Sono tanti i modelli di Cer che emergeranno nei prossimi anni: oggi siamo ancora in una fase preliminare. Per essere economicamente sostenibili e avere un impatto notevole a livello locale, soprattutto per sviluppare le finalità sociali e ambientali, sarà necessario che la Cer abbia una certa dimensione. “Gli investimenti – dice Costa – cominciano a muoversi quando gli impianti fotovoltaici vanno dal megawatt in su, anche in forma aggregata, per fare economie di scala”.
Sarà fondamentale fare sensibilizzazione a livello territoriale, ma non bisogna aspettarsi un modello particolarmente profittevole. “Dal mio punto di vista – conclude Costa – sarà interessante quando partiranno collaborazioni tra Cer e altri soggetti: per esempio un’impresa medio grande potrebbe decidere, come iniziativa nell’ambito del proprio bilancio Esg, di erogare contributi a finalità ambientali e sociali verso una comunità energetica che si trova sullo stesso territorio”.
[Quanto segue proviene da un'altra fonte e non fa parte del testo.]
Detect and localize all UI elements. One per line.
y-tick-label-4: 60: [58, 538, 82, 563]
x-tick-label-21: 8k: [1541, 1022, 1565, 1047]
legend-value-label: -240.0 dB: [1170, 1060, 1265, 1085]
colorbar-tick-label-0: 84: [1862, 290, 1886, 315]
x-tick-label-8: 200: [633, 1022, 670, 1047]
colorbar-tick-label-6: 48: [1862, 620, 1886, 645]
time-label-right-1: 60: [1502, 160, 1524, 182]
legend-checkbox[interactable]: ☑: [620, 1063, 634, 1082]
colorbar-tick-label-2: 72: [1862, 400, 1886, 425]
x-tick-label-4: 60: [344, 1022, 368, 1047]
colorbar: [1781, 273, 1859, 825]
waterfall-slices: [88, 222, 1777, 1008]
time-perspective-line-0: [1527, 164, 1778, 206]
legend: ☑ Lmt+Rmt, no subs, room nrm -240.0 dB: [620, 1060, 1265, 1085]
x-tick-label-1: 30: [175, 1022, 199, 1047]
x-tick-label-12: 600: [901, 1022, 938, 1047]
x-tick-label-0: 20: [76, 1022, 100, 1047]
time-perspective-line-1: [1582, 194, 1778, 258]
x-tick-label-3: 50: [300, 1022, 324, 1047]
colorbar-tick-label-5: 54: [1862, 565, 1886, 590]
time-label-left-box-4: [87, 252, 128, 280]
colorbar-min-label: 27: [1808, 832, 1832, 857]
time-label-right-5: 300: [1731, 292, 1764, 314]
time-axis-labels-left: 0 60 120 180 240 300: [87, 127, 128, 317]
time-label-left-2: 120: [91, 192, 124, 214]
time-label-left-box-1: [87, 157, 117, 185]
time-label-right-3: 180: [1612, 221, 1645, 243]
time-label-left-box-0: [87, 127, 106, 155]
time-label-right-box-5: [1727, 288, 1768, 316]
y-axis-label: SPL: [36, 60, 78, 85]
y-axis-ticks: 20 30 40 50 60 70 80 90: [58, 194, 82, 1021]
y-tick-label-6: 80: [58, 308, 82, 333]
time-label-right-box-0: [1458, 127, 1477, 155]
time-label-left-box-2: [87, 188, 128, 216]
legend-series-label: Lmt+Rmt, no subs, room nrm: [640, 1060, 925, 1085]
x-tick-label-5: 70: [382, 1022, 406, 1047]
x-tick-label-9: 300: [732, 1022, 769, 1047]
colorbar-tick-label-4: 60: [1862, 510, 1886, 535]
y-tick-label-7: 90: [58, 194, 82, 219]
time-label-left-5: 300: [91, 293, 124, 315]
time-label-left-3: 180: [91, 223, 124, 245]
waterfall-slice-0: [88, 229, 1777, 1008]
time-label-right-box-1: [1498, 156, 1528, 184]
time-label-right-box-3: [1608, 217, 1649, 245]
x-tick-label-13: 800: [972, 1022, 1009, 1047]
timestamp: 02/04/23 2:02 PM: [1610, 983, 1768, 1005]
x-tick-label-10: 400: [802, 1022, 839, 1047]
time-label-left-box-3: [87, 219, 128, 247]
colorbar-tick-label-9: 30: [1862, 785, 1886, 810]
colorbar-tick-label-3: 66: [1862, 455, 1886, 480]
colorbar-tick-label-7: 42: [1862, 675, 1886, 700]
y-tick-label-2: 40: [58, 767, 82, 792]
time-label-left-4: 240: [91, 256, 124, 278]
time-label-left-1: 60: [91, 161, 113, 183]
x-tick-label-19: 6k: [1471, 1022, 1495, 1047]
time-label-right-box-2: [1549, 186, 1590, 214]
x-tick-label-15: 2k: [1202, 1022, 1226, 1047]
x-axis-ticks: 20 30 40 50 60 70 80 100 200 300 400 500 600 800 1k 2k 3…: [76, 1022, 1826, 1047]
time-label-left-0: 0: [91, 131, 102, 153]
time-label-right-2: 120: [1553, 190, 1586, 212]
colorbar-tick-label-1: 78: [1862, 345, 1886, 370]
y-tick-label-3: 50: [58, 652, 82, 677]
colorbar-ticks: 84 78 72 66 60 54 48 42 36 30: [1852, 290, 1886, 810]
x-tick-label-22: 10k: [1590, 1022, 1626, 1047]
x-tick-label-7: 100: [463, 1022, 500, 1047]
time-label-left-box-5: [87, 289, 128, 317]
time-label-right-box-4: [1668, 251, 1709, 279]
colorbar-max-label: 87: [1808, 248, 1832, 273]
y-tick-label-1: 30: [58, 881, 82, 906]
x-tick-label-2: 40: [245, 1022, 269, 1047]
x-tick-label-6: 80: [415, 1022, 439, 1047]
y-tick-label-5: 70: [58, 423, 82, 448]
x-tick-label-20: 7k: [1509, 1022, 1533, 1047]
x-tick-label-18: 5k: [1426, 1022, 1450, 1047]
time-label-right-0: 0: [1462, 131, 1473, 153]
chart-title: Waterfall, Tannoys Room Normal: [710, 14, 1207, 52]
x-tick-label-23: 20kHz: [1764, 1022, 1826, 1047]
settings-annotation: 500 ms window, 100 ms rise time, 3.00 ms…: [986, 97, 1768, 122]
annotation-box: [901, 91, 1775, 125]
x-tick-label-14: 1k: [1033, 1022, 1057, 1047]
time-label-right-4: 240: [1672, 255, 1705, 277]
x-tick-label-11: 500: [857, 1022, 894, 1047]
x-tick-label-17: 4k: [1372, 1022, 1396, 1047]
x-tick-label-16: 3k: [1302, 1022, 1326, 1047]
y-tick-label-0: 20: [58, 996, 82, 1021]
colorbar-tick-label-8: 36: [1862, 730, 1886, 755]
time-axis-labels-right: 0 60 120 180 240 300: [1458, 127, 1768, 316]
La comunità energetica, in definitiva, è ancora un piccolo seme, ma da cui potranno germogliare moltissime possibilità.

ESCLUSIONI, ATTENZIONE ALLE CONTRADDIZIONI

Le grandi imprese e le aziende energetiche non possono far parte di una Comunità energetica rinnovabile. Tuttavia questa norma crea un impedimento anche per l’ingresso di soggetti con partecipazione pubblica. “Purtroppo – argomenta Marco Costa, ingegnere energetico presso l’Agenzia per l’energia e lo sviluppo sostenibile – c’è un riferimento normativo del 2005 che equipara alle grandi imprese tutte le società con più del 25% di partecipazione pubblica”.
Ciò significa che società patrimoniali o di scopo, che potrebbero avere importanti impatti a livello sociale, al momento sono escluse dalle Cer. “Questo – aggiunge Costa – è un tema che stiamo cercando di risolvere e chiarire col Gse, soprattutto se in questa restrizione rientrano le società che gestiscono l’edilizia popolare, poiché sarebbe in contraddizione con una delle finalità principali della Cer che è il contrasto alla povertà energetica”.